God as mother
Mothering Sunday
St Mary’s, Barnes, 8 am
Luke 2.33-35
‘Yea, a sword shall pierce through thy own soul also’. Words of Simeon to Mary when she and Joseph brought the child Jesus to the temple, which we have just heard read. As a modern translation puts it ‘This child is destined to be a sign that will be rejected; and you too will be pierced to the heart’. Later as Mary stood by the cross watching her son dying in agony that saying came all too true.
And today mothers all over the world, Ukrainian and Russian, Iranian, Lebanese and Sudanese, Palestinian and Israeli are being pierced to the heart as their children are killed on the battlefield or by bombs.
Even apart from that however, those who have children know that anxiety and pain for them is inseparable from parenthood. To have children is to bring into being those who have lives of their own and to love them is to be affected by what happens to them.
People today are much more cautious about having children than they were 80 years ago. Sometimes they wonder if they should bring children into a world like ours, with so many risks and dangers. Yet on the whole most people in a position to do so continue to have children, albeit many fewer than the past. They take the risk and because they love their children many is the time when they are pierced to the heart.

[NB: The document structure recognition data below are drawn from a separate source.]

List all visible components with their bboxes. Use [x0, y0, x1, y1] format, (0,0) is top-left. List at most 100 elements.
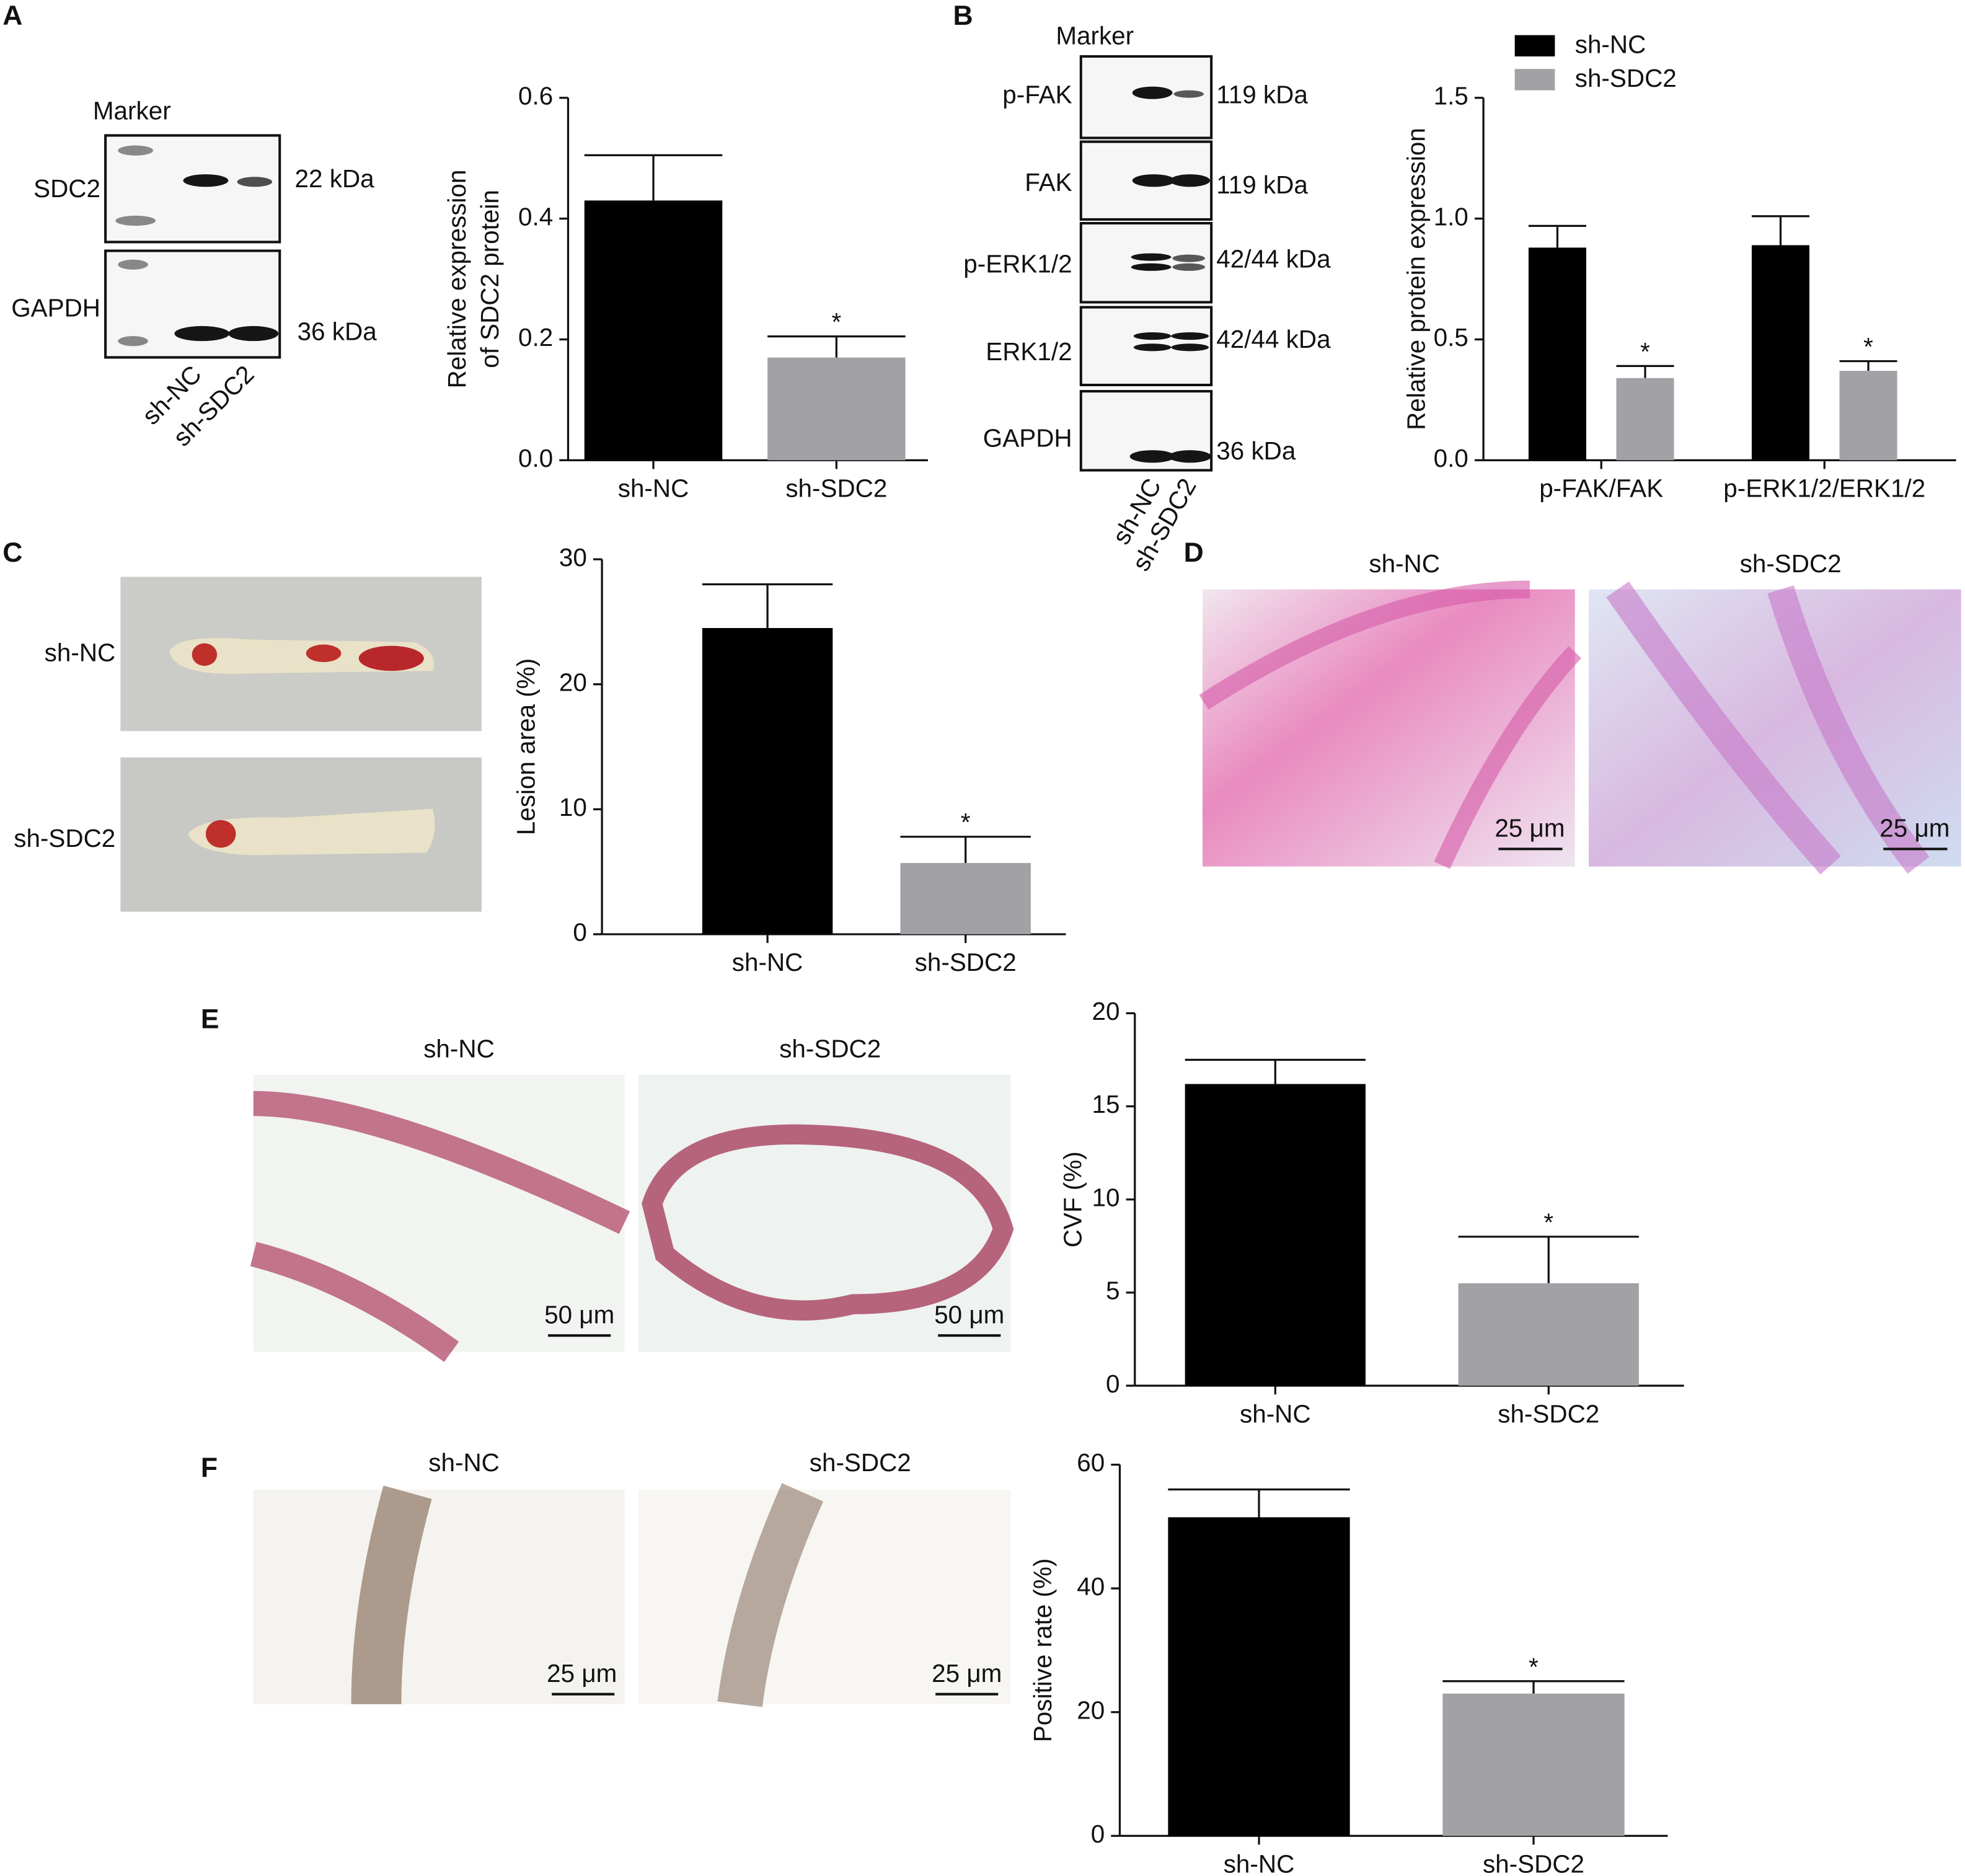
stain-f: sh-NC sh-SDC2 25 μm 25 μm — [253, 1448, 1011, 1707]
x-tick-label: sh-NC — [732, 948, 803, 976]
lesion — [358, 645, 424, 671]
band — [1131, 253, 1172, 261]
band — [118, 336, 148, 347]
panel-label: C — [2, 538, 22, 568]
y-tick-label: 0.0 — [1434, 444, 1468, 472]
tissue — [1199, 580, 1582, 869]
stain-e: sh-NC sh-SDC2 50 μm 50 μm — [250, 1035, 1014, 1362]
row-label: GAPDH — [11, 293, 100, 322]
band — [1172, 263, 1206, 271]
band — [1132, 174, 1175, 187]
scale-label: 25 μm — [932, 1659, 1002, 1688]
bar — [1442, 1693, 1625, 1836]
band — [1133, 343, 1172, 352]
y-tick-label: 0.2 — [518, 323, 553, 352]
band — [1171, 343, 1209, 352]
scale-label: 50 μm — [544, 1301, 614, 1329]
x-tick-label: sh-SDC2 — [785, 474, 887, 503]
bar — [1751, 245, 1809, 461]
x-tick-label: sh-SDC2 — [1483, 1850, 1584, 1876]
band — [1168, 450, 1212, 463]
y-tick-label: 0.5 — [1434, 323, 1468, 352]
photos-c: sh-NC sh-SDC2 — [14, 577, 482, 912]
y-axis-label: Positive rate (%) — [1028, 1559, 1057, 1743]
legend-label: sh-SDC2 — [1575, 64, 1677, 92]
row-label: sh-SDC2 — [14, 824, 115, 852]
size-label: 119 kDa — [1216, 80, 1308, 108]
size-label: 119 kDa — [1216, 170, 1308, 199]
y-tick-label: 15 — [1092, 1090, 1120, 1118]
significance: * — [961, 808, 971, 836]
blot-b: Marker p-FAK FAK p-ERK1/2 ERK1/2 GAPDH 1… — [963, 21, 1331, 575]
y-tick-label: 10 — [1092, 1183, 1120, 1211]
y-axis-label: of SDC2 protein — [475, 190, 504, 368]
band — [1132, 86, 1173, 99]
bar — [1839, 371, 1897, 461]
bar — [584, 200, 723, 461]
x-tick-label: sh-NC — [1240, 1399, 1311, 1428]
blot-box — [1079, 222, 1213, 304]
band — [115, 215, 156, 226]
stain-d: sh-NC sh-SDC2 25 μm 25 μm — [1199, 549, 1961, 875]
significance: * — [1529, 1652, 1539, 1681]
x-tick-label: sh-SDC2 — [1498, 1399, 1599, 1428]
y-axis-label: CVF (%) — [1058, 1151, 1087, 1247]
tissue — [1606, 582, 1930, 875]
scale-label: 25 μm — [1879, 814, 1950, 843]
column-label: sh-SDC2 — [779, 1035, 881, 1063]
column-label: sh-NC — [428, 1448, 500, 1477]
y-tick-label: 20 — [1077, 1696, 1105, 1724]
y-tick-label: 60 — [1077, 1448, 1105, 1477]
y-tick-label: 20 — [559, 668, 587, 696]
y-axis-label: Relative protein expression — [1402, 128, 1431, 430]
micrograph — [638, 1490, 1011, 1704]
lesion — [205, 820, 236, 848]
legend-swatch — [1514, 69, 1555, 91]
row-label: GAPDH — [983, 424, 1072, 453]
row-label: p-FAK — [1002, 80, 1072, 108]
y-axis-label: Relative expression — [443, 170, 471, 389]
row-label: sh-NC — [45, 639, 116, 667]
band — [174, 325, 230, 342]
x-tick-label: sh-NC — [1224, 1850, 1295, 1876]
scale-label: 25 μm — [1495, 814, 1565, 843]
aorta — [188, 808, 435, 856]
scale-label: 25 μm — [547, 1659, 617, 1688]
micrograph — [253, 1490, 625, 1704]
y-tick-label: 0.4 — [518, 202, 553, 231]
band — [118, 259, 148, 270]
tissue — [642, 1124, 1014, 1321]
y-tick-label: 0 — [573, 918, 587, 947]
significance: * — [1543, 1208, 1553, 1236]
significance: * — [831, 308, 841, 336]
band — [1171, 332, 1209, 340]
x-tick-label: sh-SDC2 — [915, 948, 1017, 976]
y-tick-label: 30 — [559, 543, 587, 572]
band — [228, 325, 279, 342]
bar — [1168, 1517, 1350, 1836]
band — [1133, 332, 1172, 340]
panel-label: F — [201, 1453, 218, 1483]
band — [1172, 254, 1206, 262]
size-label: 36 kDa — [298, 317, 378, 346]
bar — [900, 863, 1031, 934]
x-tick-label: sh-NC — [618, 474, 689, 503]
panel-label: E — [201, 1004, 219, 1034]
y-tick-label: 0 — [1091, 1820, 1105, 1848]
significance: * — [1863, 332, 1873, 361]
y-tick-label: 1.5 — [1434, 81, 1468, 110]
tissue — [351, 1485, 432, 1704]
bar — [702, 628, 833, 934]
panel-label: B — [953, 1, 973, 31]
y-axis-label: Lesion area (%) — [511, 658, 540, 835]
row-label: p-ERK1/2 — [963, 250, 1072, 278]
y-tick-label: 0.6 — [518, 81, 553, 110]
x-tick-label: p-FAK/FAK — [1539, 474, 1663, 503]
column-label: sh-SDC2 — [810, 1448, 911, 1477]
band — [1170, 174, 1211, 187]
y-tick-label: 20 — [1092, 997, 1120, 1025]
x-tick-label: p-ERK1/2/ERK1/2 — [1723, 474, 1925, 503]
bar — [1616, 378, 1674, 461]
legend-swatch — [1514, 35, 1555, 57]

What we see in the relationship of mothers and children is a reflection of what happens in the relationship of God and humanity. As Julian of Norwich put it ‘As truly as God is our father, so truly God is our mother;’ and so truly is God pierced to the heart
In creating us God takes a huge risk and as we look at the world we cannot help feeling that things have gone terribly wrong. Was God justified in bringing into being a world in which such things would happen? The Christian faith is that God knew what he was doing. Eternal wisdom combined with perfect love and supreme power could achieve what he set out to do, bring into being creatures who would grow into his likeness through grappling with the vicissitudes of human existence. And growing in that likeness would have a life that death could not destroy. So Julian
'the mother may allow the child to fall sometimes and be hurt in various ways for its own benefit, but because of her love she can never allow any kind of danger to befall the child. And even though our earthly mother may let her child perish, our heavenly mother Jesus may not allow us who are his children to perish.'
Taken into relationship with God our mother we have a life that cannot perish.